『Shall We Dance?』

あら、これはなかなか良作では?と思いましたです。けろりと笑えましたし、見終わって心の底から「アタシも踊りたいっ!」ってなパッションの泡が(ぐつぐつではないが)ぽつぽつとわきあがってきたのも、周防版に劣らず、周防版に対するレスペクトも感じられますし、うん、これはなかなかよいのではないでしょうか。
ほれ、ただでさえリメイクってのは不利でしょう。元と比べて、ここが違う、えーアタシの好きなこのシーンがないなんて!とか、窓辺のロペスは不気味だし、ダンス教室の周辺が場末て怪しげすぎー、ラテン竹中はもっとえぐかったとか、ちくちくと重箱の隅をつついたような非難がましい目でみちゃいますでしょう。そのうえその元ネタが邦画だもんでね、ちくちく度は増すわけで。アタシも周防版は3回以上観たし、この映画で役所ファンにもなったので、序盤はどうしても、周防版との違いを重箱の隅をつついちまいました。
でもギアの表情がときどきものすごく役所さんに重なるときがあって、かなりもとの映画を研究したのかな、ほお、と感心し、シャイでいい香りのする中年という設定に、なるほどリチャード・ギアというキャスティングは絶妙かもね、といつしか好意的に。

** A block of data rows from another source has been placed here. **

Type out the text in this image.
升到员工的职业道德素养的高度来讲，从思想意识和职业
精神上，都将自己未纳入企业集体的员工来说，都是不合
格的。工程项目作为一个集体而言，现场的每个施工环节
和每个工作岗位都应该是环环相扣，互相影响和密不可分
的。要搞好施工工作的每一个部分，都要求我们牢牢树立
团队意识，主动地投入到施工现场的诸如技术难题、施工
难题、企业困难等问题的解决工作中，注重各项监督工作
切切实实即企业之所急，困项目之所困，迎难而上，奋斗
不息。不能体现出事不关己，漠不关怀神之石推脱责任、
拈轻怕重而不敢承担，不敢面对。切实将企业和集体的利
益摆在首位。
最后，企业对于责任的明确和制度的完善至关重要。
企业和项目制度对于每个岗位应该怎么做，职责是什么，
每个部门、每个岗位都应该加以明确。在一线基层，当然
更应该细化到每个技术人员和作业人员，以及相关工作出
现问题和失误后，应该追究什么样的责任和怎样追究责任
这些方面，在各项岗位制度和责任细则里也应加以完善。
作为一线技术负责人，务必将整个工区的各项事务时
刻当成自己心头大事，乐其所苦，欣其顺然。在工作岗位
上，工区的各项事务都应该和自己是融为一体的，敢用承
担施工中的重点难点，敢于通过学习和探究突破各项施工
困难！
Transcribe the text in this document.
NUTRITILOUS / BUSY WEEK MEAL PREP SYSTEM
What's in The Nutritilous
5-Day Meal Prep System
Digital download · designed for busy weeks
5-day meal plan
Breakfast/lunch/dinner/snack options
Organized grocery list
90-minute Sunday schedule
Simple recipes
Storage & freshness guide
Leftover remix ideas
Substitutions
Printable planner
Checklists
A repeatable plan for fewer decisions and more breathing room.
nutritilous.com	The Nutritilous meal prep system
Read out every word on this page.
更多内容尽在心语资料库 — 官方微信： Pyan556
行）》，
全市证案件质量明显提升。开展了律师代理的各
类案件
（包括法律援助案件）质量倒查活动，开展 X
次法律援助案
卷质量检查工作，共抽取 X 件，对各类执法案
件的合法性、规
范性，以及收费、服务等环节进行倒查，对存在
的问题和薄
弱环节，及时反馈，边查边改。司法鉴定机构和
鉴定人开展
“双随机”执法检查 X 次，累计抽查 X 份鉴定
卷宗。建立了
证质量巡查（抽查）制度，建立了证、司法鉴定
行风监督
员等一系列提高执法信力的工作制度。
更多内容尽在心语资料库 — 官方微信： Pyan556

他のキャスティングもGoodですよ。竹中も渡辺も田口も、そのほかのサイドアクターも、それぞれにいい。ジェニファー・ロペス草刈民代にあったダンサーのストイックさ、神秘性は望むべくもないが、かわいらしいし、ギアさんが惹かれる気持ちもわからんでもない。社交ダンスがあれだけエロいのもラテンの血の功績ですしね。いやぁ、あれはヘタなベッドシーンよりゃよっぽど生ツバ。昔、『恋に落ちて』*1という映画の中で精神的不倫をしていたダンナと妻の会話に「その女と寝たの?」「いや、寝てない」「寝てないのよりも、そのほうが悪いわ」というのがありましたが、確かにギアもロペスも寝るどころか、キスさえもしやがりませんが、アタシもこのほうがよっぽど悪いのではないかと、ええ。
さて邦画との大きな違いは、スーザン・サランドンという大物を配することでギアの妻役によりスポットがあてられていたことでしょうか。中年夫婦の愛の再生ドラマになっていました。愛の再生か…ふっ。
さて、しかし。いや、しかーーーししかし、ここでアタシは強くいいたいのですよ。ダンナに秘密をもたれたことで傷ついた妻に、己の胸中をあかすギアのセリフ。あのセリフ、あれは何なのですか!? あれを詭弁といわずしてなんとしょう。そりゃま詭弁だろうがなんだろうが、当事者たる奥さんさえ納得すりゃ、はたからは何をかいわんやですがね。まあね、中年の夫婦間で嘘でもあそこまで言ってもらえりゃ、うるっとくるか、で、満足か。それでも奥さんへのフォローがあれで終了だったら、アタシはやっぱり端からでもぎゃんぎゃんわめいて、森夫妻の内情を訳知り顔でもらす和田やら美川やらみたいになっちまったかもしれません。そうならずにすんだのは、そのあとに、さすがハリウッド、そこまでやるか!?な詰めを決めてくれたればこそ。で、よしとします。
えーと、ギア様もみなさまも映画の出来も○でした。でも◎は、ミニチュア・ベッド・ミドラー的なリサ・アン・ウォルターさんにあげたいな。